Remix.run Logo
dikei 14 hours ago

Even for on-prem scenario, I'd rather maintain a K8S control plane and let developer teams manage their own apps deployment in their own little namespace, than provisioning a bunch of new VMs each time a team need some services deployed.

mzhaase 9 hours ago | parent | next [-]

This for me is THE reason for using container management. Without containers, you end up with hundreds of VMs. Then, when the time comes that you have to upgrade to a new OS, you have to go through the dance, for every service:

- set up new VMs

- deploy software on new VMs

- have the team responsible give their ok

It takes forever, and in my experience, often never completes because some snowflake exists somewhere, or something needs a lib that doesn't exist on the new OS. VMs decouple the OS from the hardware, but you should still decouple the service from the OS. So that means containers. But then managing hundreds of containers still sucks.

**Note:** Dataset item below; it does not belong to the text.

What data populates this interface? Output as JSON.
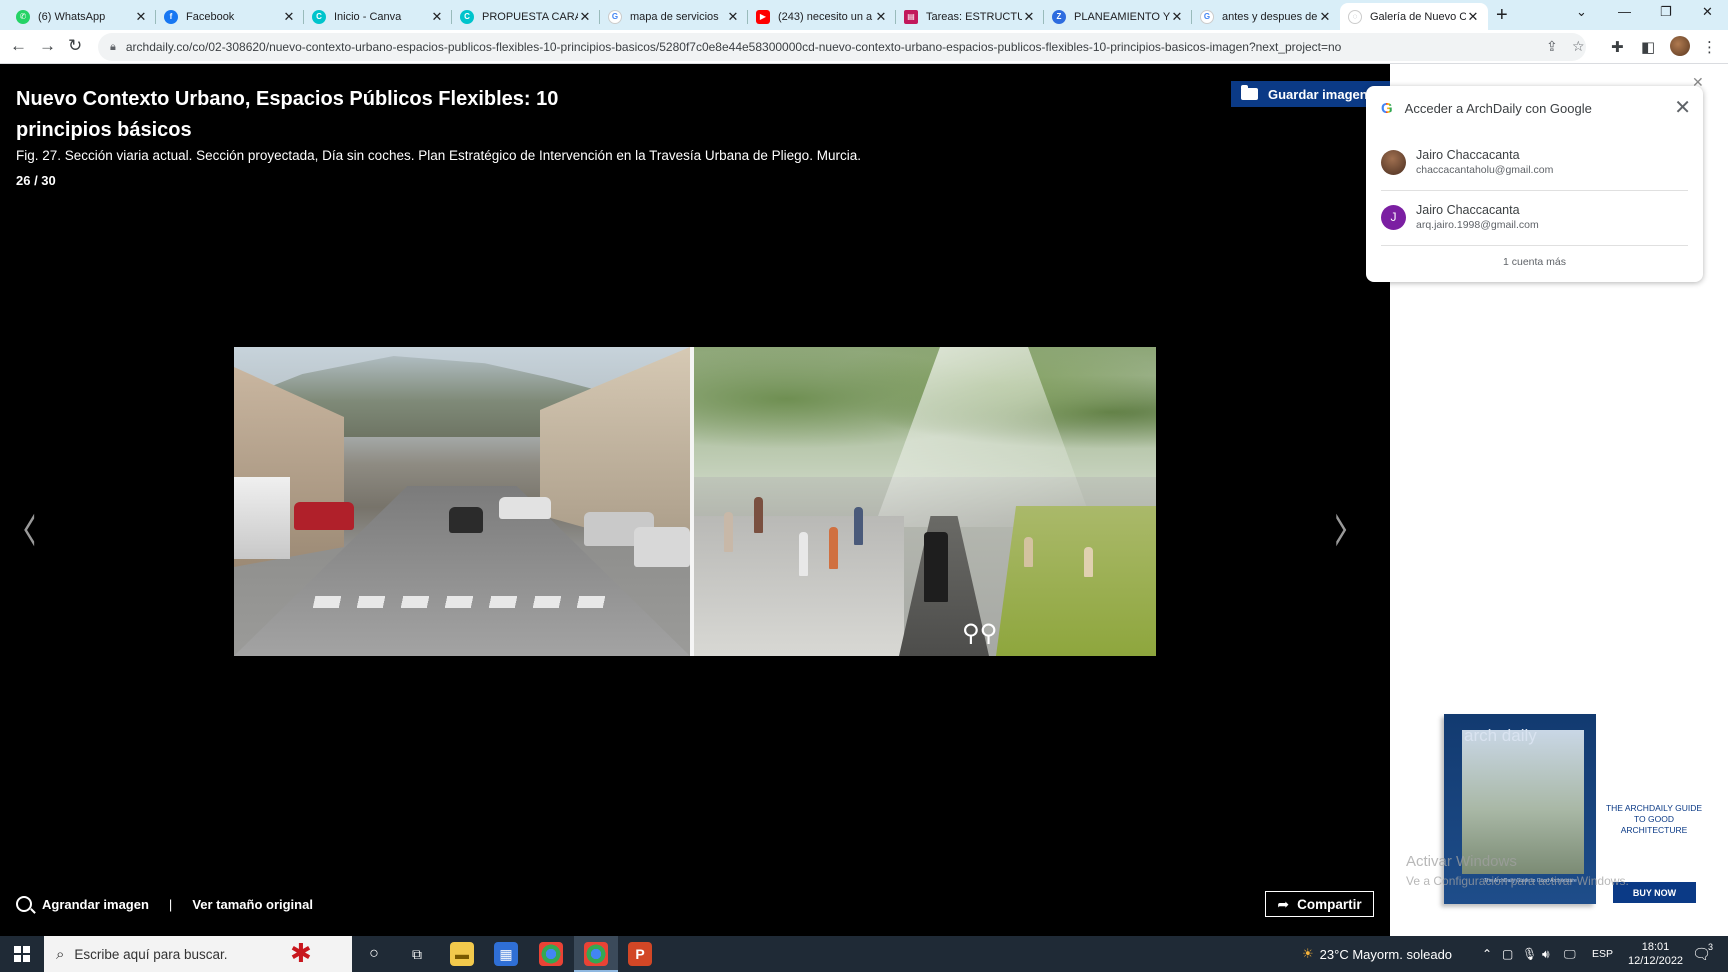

With container management, I just

- add x new nodes to cluster

- drain x old nodes and delete them

rtpg 13 hours ago | parent | prev | next [-]

Even as a K8s hater, this is a pretty salient point.

If you are serious about minimizing ops work, you can make sure people are deploying things in very simple ways, and in that world you are looking at _very easy_ deployment strategies relative to having to wire up VMs over and over again.

Just feels like lots of devs will take whatever random configs they find online and throw them over the fence, so now you just have a big tangled mess for your CRUD app.

guitarbill 13 hours ago | parent | next [-]

> Just feels like lots of devs will take whatever random configs they find online

Well it usually isn't a mystery. Requiring a developer team to learn k8s likely with no resources, time, or help is not a recipe for success. You might have minimised someone else's ops work, but at what cost?

rtpg 13 hours ago | parent [-]

I am partly sympathetic to that (and am a person who does this) but I think too many devs are very nihilistic and use this as an excuse to stop thinking. Everyone in a company is busy doing stuff!

There's a lot of nuance here. I think ops teams are comfortable with what I consider "config spaghetti". Some companies are incentivised to ship stuff that's hard to configure manually. And a lot of other dynamics are involved.

But at the end of the day if a dev copy-pastes some config into a file, taking a quick look over and asking yourself "how much of this can I actually remove?" is a valuable skill.

Really you want the ops team to be absorbing this as well, but this is where constant atomization of teams makes things worse! Extra coordination costs + a loss of a holistic view of the system means that the iteration cycles become too high.

But there are plenty of things where (especially if you are the one integrating something!) you should be able to look over a thing and see, like, an if statement that will always be false for your case and just remove it. So many modern ops tools are garbage and don't accept the idea of running something on your machine, but an if statement is an if statement is an if statement.

dikei 13 hours ago | parent | prev [-]

> Just feels like lots of devs will take whatever random configs they find online and throw them over the fence, so now you just have a big tangled mess for your CRUD app.

Agree.

To reduce the chance a dev pull some random configs out of nowhere, we maintain a Helm template that can be used to deploy almost all of our services in a sane way, just replace the container image and ports. The deployment is probably not optimal, but further tuning can be done after the service is up and we have gathered enough metrics.

We've also put all our configs in one place, since we found that devs tend to copy from existing configs in the repo before searching the internet.

spockz 14 hours ago | parent | prev | next [-]

I can imagine. Do you have complete automation setup around maintaining the cluster?

We are now on-prem using “pet” clusters with namespace as a service automated on it. This causes all kinds of issues with different workloads with different performance characteristics and requirements. They also share ingress and egress nodes so impact on those has a large blast radius. This leads to more rules and requirements.

Having dedicated and managed clusters where everyone can determine their sizing and granularity of workloads to deploy to which cluster is paradise compared to that.

solatic 13 hours ago | parent [-]

> This causes all kinds of issues with different workloads with different performance characteristics and requirements.

Most of these issues can be fixed by setting resource requests equal to limits and using integer CPU values to guarantee QoS. You should also have an interface with developers explaining which nodes in your datacenter have which characteristics, using node labels and taints, and force developers to pick specific node groups as such by specifying node affinity and tolerations, by not bringing online nodes without taints.

> They also share ingress and egress nodes so impact on those has a large blast radius.

This is true regardless of whether or not you use Kubernetes.

DanielHB 10 hours ago | parent | prev [-]

> than provisioning a bunch of new VMs each time a team need some services deployed.

Back in the old days before cloud providers this was the only option. I started my career in early 2010s and got the tailend of this, it was not fun.

I remember my IT department refusing to set up git for us (we were using SVN before) so we just asked a VM and set up a git repo in there ourselves to host our code.